Plan for increases and save whenever you can, however you can.
How can you plan to save on shipping?
That all comes down to the logistical network you (or your third-party providers) build.
It's great that fuel prices are falling right now. But one should bear in mind, when outsourcing during a downward price trend, that distance to potential shipping locations will be of crucial importance when prices go back up.
According to supply chain consultant Brittain Ladd, the best strategy is to "identify opportunities to increase the number of distribution centers to minimize distance travelled for outbound transportation and to make operational changes to trade down to lower cost transportation such as air to ground."

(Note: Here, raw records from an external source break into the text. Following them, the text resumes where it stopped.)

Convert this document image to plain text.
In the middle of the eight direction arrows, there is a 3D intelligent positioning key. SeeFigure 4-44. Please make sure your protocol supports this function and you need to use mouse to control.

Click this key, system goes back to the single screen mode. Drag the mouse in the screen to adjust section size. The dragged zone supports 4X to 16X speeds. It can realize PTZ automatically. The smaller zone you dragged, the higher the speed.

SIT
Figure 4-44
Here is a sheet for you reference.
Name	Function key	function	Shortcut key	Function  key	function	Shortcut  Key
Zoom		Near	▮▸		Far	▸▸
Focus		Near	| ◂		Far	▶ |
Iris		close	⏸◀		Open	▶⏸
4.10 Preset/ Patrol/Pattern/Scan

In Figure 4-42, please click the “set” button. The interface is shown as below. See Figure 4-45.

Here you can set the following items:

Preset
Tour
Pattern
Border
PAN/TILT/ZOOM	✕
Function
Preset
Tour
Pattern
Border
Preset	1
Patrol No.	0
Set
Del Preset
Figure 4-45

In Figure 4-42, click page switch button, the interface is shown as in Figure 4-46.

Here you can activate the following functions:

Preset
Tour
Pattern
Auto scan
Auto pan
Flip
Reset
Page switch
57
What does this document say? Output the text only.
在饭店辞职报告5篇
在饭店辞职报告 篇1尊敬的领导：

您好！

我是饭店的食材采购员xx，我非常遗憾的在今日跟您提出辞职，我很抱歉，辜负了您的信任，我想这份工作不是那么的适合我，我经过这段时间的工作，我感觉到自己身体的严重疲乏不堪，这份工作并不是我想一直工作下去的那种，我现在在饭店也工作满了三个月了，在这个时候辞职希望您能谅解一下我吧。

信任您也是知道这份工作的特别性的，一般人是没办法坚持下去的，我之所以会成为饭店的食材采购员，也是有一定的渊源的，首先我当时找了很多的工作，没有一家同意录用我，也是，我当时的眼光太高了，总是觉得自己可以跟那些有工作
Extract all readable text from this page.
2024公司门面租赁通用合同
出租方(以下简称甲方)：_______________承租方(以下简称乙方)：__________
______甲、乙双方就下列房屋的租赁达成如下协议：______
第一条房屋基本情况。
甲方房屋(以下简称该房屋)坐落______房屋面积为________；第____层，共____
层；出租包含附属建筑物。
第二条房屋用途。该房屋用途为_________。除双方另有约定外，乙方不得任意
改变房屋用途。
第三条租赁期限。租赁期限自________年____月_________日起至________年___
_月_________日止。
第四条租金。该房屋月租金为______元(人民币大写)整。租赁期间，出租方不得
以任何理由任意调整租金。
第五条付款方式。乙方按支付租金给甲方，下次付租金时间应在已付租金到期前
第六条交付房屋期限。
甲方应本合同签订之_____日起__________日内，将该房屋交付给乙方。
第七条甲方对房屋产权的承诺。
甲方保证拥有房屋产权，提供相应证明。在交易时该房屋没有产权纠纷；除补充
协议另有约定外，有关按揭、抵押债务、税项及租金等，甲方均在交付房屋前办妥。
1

In other words, the closer you can stage your goods to their end delivery points, the better off you're going to be when fuel prices normalize.
To that end, partnering with a fulfillment or logistics provider that is based in relatively near the Lower 48's mean center of population is probably a smart idea. By going with centrally located providers, you can minimize your fuel surcharge costs and deliver your goods quickly to the majority of your customers.
In the meantime, make sure you aren't overpaying for fuel while prices are low.
According to a recent survey of 150 supply chain professionals, conducted by Logistics Management, almost 6 out of 10 shippers report that they are paying 15 percent or more over base rates for fuel surcharges. This is likely due to many companies having signed fuel surcharge contracts that do not vary with base rates, and if that's the case, you should probably consider making this a negotiation point when it gets to be contract renewal time.
A flexible shipping company should be able to work with you to ensure that you are never overpaying for your fuel surcharges.
Be wary of quick turnarounds in the market.
That said, you need to anticipate quick shocks to the market. Right now, the dollar is strong. Since crude oil is priced in US dollars by international convention, a strong dollar will always translate into cheaper oil. And the United States is in the middle of a boom in shale oil production, which has contributed to America having this year become the world's leading oil producer— over and above rival producers Saudi Arabia and Russia.
But the problem with a strong dollar and increased supply, at least as they pertain to the extension of lower diesel prices, is that they will quickly lead to a correction in the market.
As the price of a barrel of crude falls, oil producers will cut back production to conserve price levels. Moreover, producers will scale back plans to explore and open new wells. So by this time next year, we'll all likely be looking back wistfully at the end of 2014, when diesel was relatively cheap.
The bottom line for companies needing fulfillment? Watch your bottom line.
Enjoy cheap diesel costs while you can. They're likely temporary, and there is very little chance that we're truly in for an energy sector-led deflationary cycle. So continue to plan your shipping strategy as if prices were still high.
- Look providers that employ the solid technology and workflow management to manage costs associated with preventable returns and lengthy turnarounds.
- Choose a third party provider that can stage your goods close to their intended end-users.
- Negotiate fuel surcharge contracts that do not exceed 15 percent of base fuel costs.
Order fulfillment needs to be done right the first time, every time, to make sure that you are maximizing your profits and keeping your customers satisfied.